A shiver ran through Phelan. “How’s that?”
“Because he could see it even when Drew and I couldn’t. Before we could—Drew never saw it, I could hear it and feel it, see it after it got close.” I stepped onto the shadowed path, then kept walking even as the chill of the dim became the chill of the grave and threatened to turn my limbs to lead. Something whispered in the back of my head that we shouldn’t be there. Go back, a soft voice whispered. Go back.
Phelan hurried after me, a curse on his lips and his power rising, turning him into almost a walking ward. I knew we would both be protected without even looking as he caught up with me, half a step behind my shoulder.
“What are you, anyway?” I asked as I led him toward the steep incline that was our destination. “You and Teague.”
“Mortal,” Phelan said, apparently trying to be flippant when he said it. He was sticking close to me, though, and I heard and sensed the strain in him all at once. “Now, anyway.”
I glanced back over my shoulder at him. “And before?”
A flicker of pain passed through his eyes. “You wouldn’t believe me if I told you,” he said quietly.
I took him by the hand and drew him onward. We were getting close, now, passing one of the old benches down along this walking trail, the only sanctioned one this close to the edge of the ravine. “Try me, Phelan.”
We reached our destination before he screwed up the courage to answer me. We stood shoulder-to-shoulder at the edge of the steep pathway that led down into a wide, grassy marsh at the bottom of the ravine, one of the few places close to the heart of campus where the floor of the ravine was more than a few feet across. Phelan took a deep breath, uncomfortable. My own skin was crawling, and I could sense a faint feeling of wrongness below. Perhaps the grays—gremlins?—had made their home down there, near where they’d jumped me weeks before. That was enough to send shivers down my spine, enough to make the spot on my arm where I’d been hit ache dully.

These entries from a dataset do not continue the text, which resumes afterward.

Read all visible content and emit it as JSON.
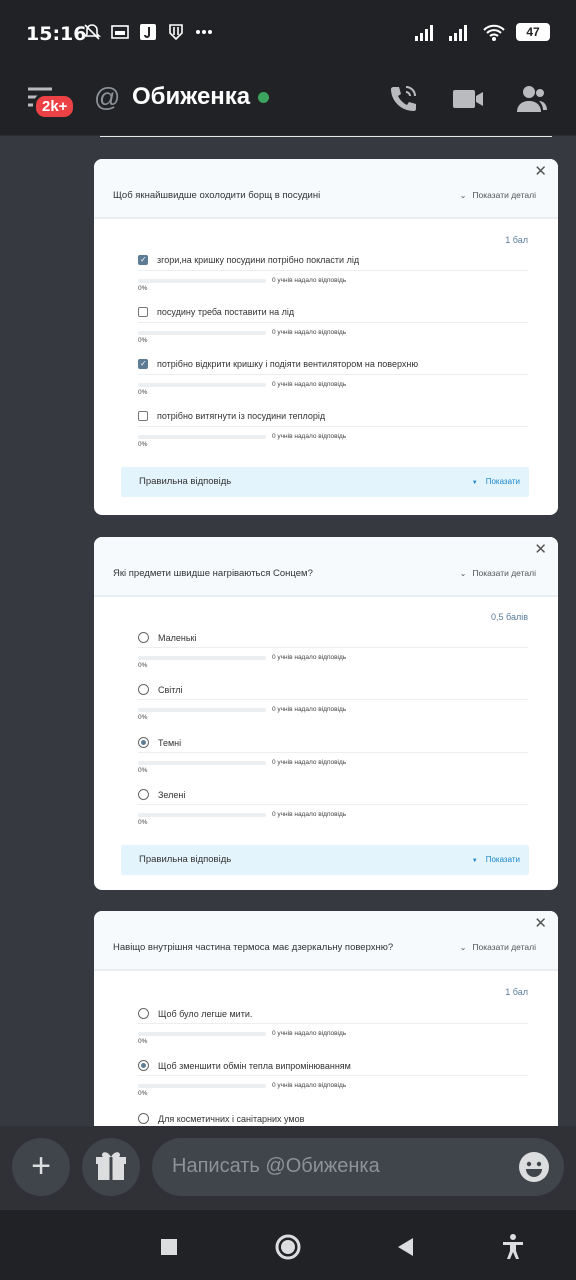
{
  "status_bar": {
    "time": "15:16",
    "battery": "47",
    "icons": [
      "bell-off-icon",
      "bed-icon",
      "j-icon",
      "shield-icon",
      "more-dots-icon"
    ]
  },
  "app_bar": {
    "badge": "2k+",
    "title": "Обиженка",
    "online_color": "#3ba55d",
    "icons": [
      "menu-icon",
      "at-icon",
      "phone-call-icon",
      "video-icon",
      "members-icon"
    ]
  },
  "cards": [
    {
      "question": "Щоб якнайшвидше охолодити борщ в посудині",
      "details_label": "Показати деталі",
      "score": "1 бал",
      "type": "checkbox",
      "options": [
        {
          "text": "згори,на кришку посудини потрібно покласти лід",
          "checked": true,
          "responses": "0 учнів надало відповідь",
          "percent": "0%"
        },
        {
          "text": "посудину треба поставити на лід",
          "checked": false,
          "responses": "0 учнів надало відповідь",
          "percent": "0%"
        },
        {
          "text": "потрібно відкрити кришку і подіяти вентилятором на поверхню",
          "checked": true,
          "responses": "0 учнів надало відповідь",
          "percent": "0%"
        },
        {
          "text": "потрібно витягнути із посудини теплорід",
          "checked": false,
          "responses": "0 учнів надало відповідь",
          "percent": "0%"
        }
      ],
      "answer_label": "Правильна відповідь",
      "show_label": "Показати"
    },
    {
      "question": "Які предмети швидше нагріваються Сонцем?",
      "details_label": "Показати деталі",
      "score": "0,5 балів",
      "type": "radio",
      "options": [
        {
          "text": "Маленькі",
          "checked": false,
          "responses": "0 учнів надало відповідь",
          "percent": "0%"
        },
        {
          "text": "Світлі",
          "checked": false,
          "responses": "0 учнів надало відповідь",
          "percent": "0%"
        },
        {
          "text": "Темні",
          "checked": true,
          "responses": "0 учнів надало відповідь",
          "percent": "0%"
        },
        {
          "text": "Зелені",
          "checked": false,
          "responses": "0 учнів надало відповідь",
          "percent": "0%"
        }
      ],
      "answer_label": "Правильна відповідь",
      "show_label": "Показати"
    },
    {
      "question": "Навіщо внутрішня частина термоса має дзеркальну поверхню?",
      "details_label": "Показати деталі",
      "score": "1 бал",
      "type": "radio",
      "options": [
        {
          "text": "Щоб було легше мити.",
          "checked": false,
          "responses": "0 учнів надало відповідь",
          "percent": "0%"
        },
        {
          "text": "Щоб зменшити обмін тепла випромінюванням",
          "checked": true,
          "responses": "0 учнів надало відповідь",
          "percent": "0%"
        },
        {
          "text": "Для косметичних і санітарних умов",
          "checked": false,
          "responses": "",
          "percent": ""
        }
      ]
    }
  ],
  "composer": {
    "placeholder": "Написать @Обиженка",
    "icons": [
      "plus-icon",
      "gift-icon",
      "emoji-icon"
    ]
  },
  "nav_bar": {
    "icons": [
      "recents-square-icon",
      "home-circle-icon",
      "back-triangle-icon",
      "accessibility-icon"
    ]
  }
}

“Princes of the Áes Dána,” Phelan said after we’d stood there for a few long moments in total silence. We looked at each other sidelong, and I was shocked to see real fear in his eyes. His jaw was set but trembling. “You asked,” he said softly. “And I’ve answered. Usually, this is the part where you tell me I’m crazy and walk away.”
I touched his arm. “I asked, remember?” My fingers tightened slightly, then I let go. “Besides, if I didn’t run when J.T. recognized you from a dream that probably took place two or three thousand years ago, what makes you think I’d run now?”

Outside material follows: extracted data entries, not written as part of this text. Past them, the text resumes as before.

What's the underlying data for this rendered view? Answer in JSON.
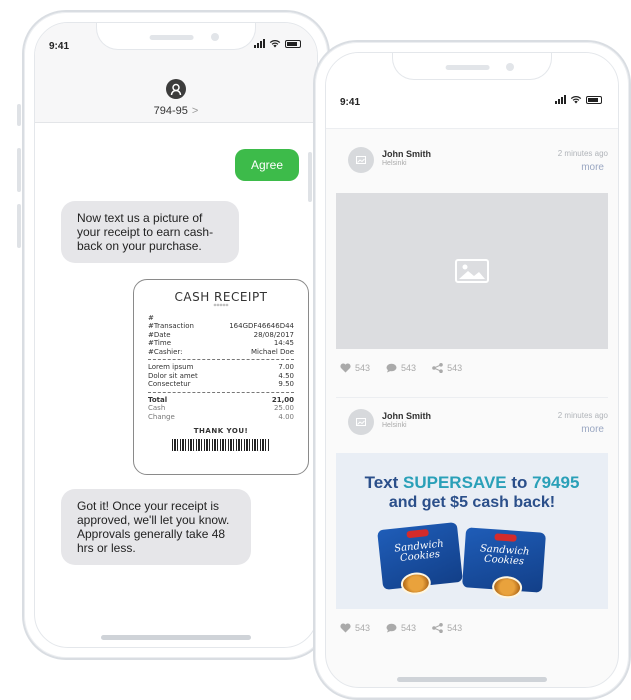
{
  "left_phone": {
    "status_time": "9:41",
    "contact": {
      "name": "794-95",
      "chevron": ">"
    },
    "messages": [
      {
        "direction": "out",
        "text": "Agree"
      },
      {
        "direction": "in",
        "text": "Now text us a picture of your receipt to earn cash-back on your purchase."
      },
      {
        "direction": "in",
        "text": "Got it! Once your receipt is approved, we'll let you know. Approvals generally take 48 hrs or less."
      }
    ],
    "receipt": {
      "title": "CASH RECEIPT",
      "stars": "*****",
      "hash": "#",
      "meta": [
        {
          "key": "#Transaction",
          "value": "164GDF46646D44"
        },
        {
          "key": "#Date",
          "value": "28/08/2017"
        },
        {
          "key": "#Time",
          "value": "14:45"
        },
        {
          "key": "#Cashier:",
          "value": "Michael Doe"
        }
      ],
      "items": [
        {
          "name": "Lorem ipsum",
          "price": "7.00"
        },
        {
          "name": "Dolor sit amet",
          "price": "4.50"
        },
        {
          "name": "Consectetur",
          "price": "9.50"
        }
      ],
      "total_label": "Total",
      "total_value": "21,00",
      "cash_label": "Cash",
      "cash_value": "25.00",
      "change_label": "Change",
      "change_value": "4.00",
      "thanks": "THANK YOU!"
    }
  },
  "right_phone": {
    "status_time": "9:41",
    "posts": [
      {
        "author": "John Smith",
        "location": "Helsinki",
        "time": "2 minutes ago",
        "more": "more",
        "likes": "543",
        "comments": "543",
        "shares": "543"
      },
      {
        "author": "John Smith",
        "location": "Helsinki",
        "time": "2 minutes ago",
        "more": "more",
        "likes": "543",
        "comments": "543",
        "shares": "543"
      }
    ],
    "promo": {
      "prefix": "Text ",
      "keyword": "SUPERSAVE",
      "middle": " to ",
      "number": "79495",
      "line2": "and get $5 cash back!",
      "product_name": "Sandwich Cookies"
    }
  },
  "colors": {
    "sent_bubble": "#3dbb4a",
    "received_bubble": "#e6e6e9",
    "promo_blue": "#2b4f8a",
    "promo_teal": "#2aa0b8"
  }
}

He smiled briefly, looking down at his feet. “Point.”
“Was it really you?” I asked softly. “Not just a reflection of you, but really, really you?”
“Huh?” He seemed startled. “You mean in his dream?”
I just nodded.
He winced again. “Yes,” he said quietly. “It was really me, not just a reflection of me. It was a very, very long time ago, but time in the Otherworlds passes differently than it does here, in a lot of ways.” His Adam’s apple bobbed twice as he swallowed hard. “We’ve been sitting on the sidelines for a long time. Teague has, anyway. I can’t seem to stay away from this world even when I want to.”
He wasn’t making much sense, of course, but that—as I came to learn later, and many times over—was Phelan. It was who he was and the way he was. Mysterious without trying, confusing when he meant to be clear. It was instinct and habit and something he had almost no control over. It was probably what got him into and out of trouble so easily time and again.
“You’ve been keeping track of us for a long time, haven’t you?”
Phelan nodded. “Yes,” he said softly. “Yes, I have. I’ve tried to keep an eye on their souls, on her bloodlines—his bloodlines.” He swallowed hard. “It’s been difficult, and strange. There were generations where there would be no trace, and other times it was clear as day.” His gaze slid sideways again. “Am I making any sense?”
I smiled faintly. “A little. Anyone else back there would think you’re crazy, though.”
He managed to grin. “They’d be right.” He took my hand and pointed down toward the marsh. “That, down there? That’s what you wanted to show me?”
“Very well, then. Let’s have a closer look, shall we?”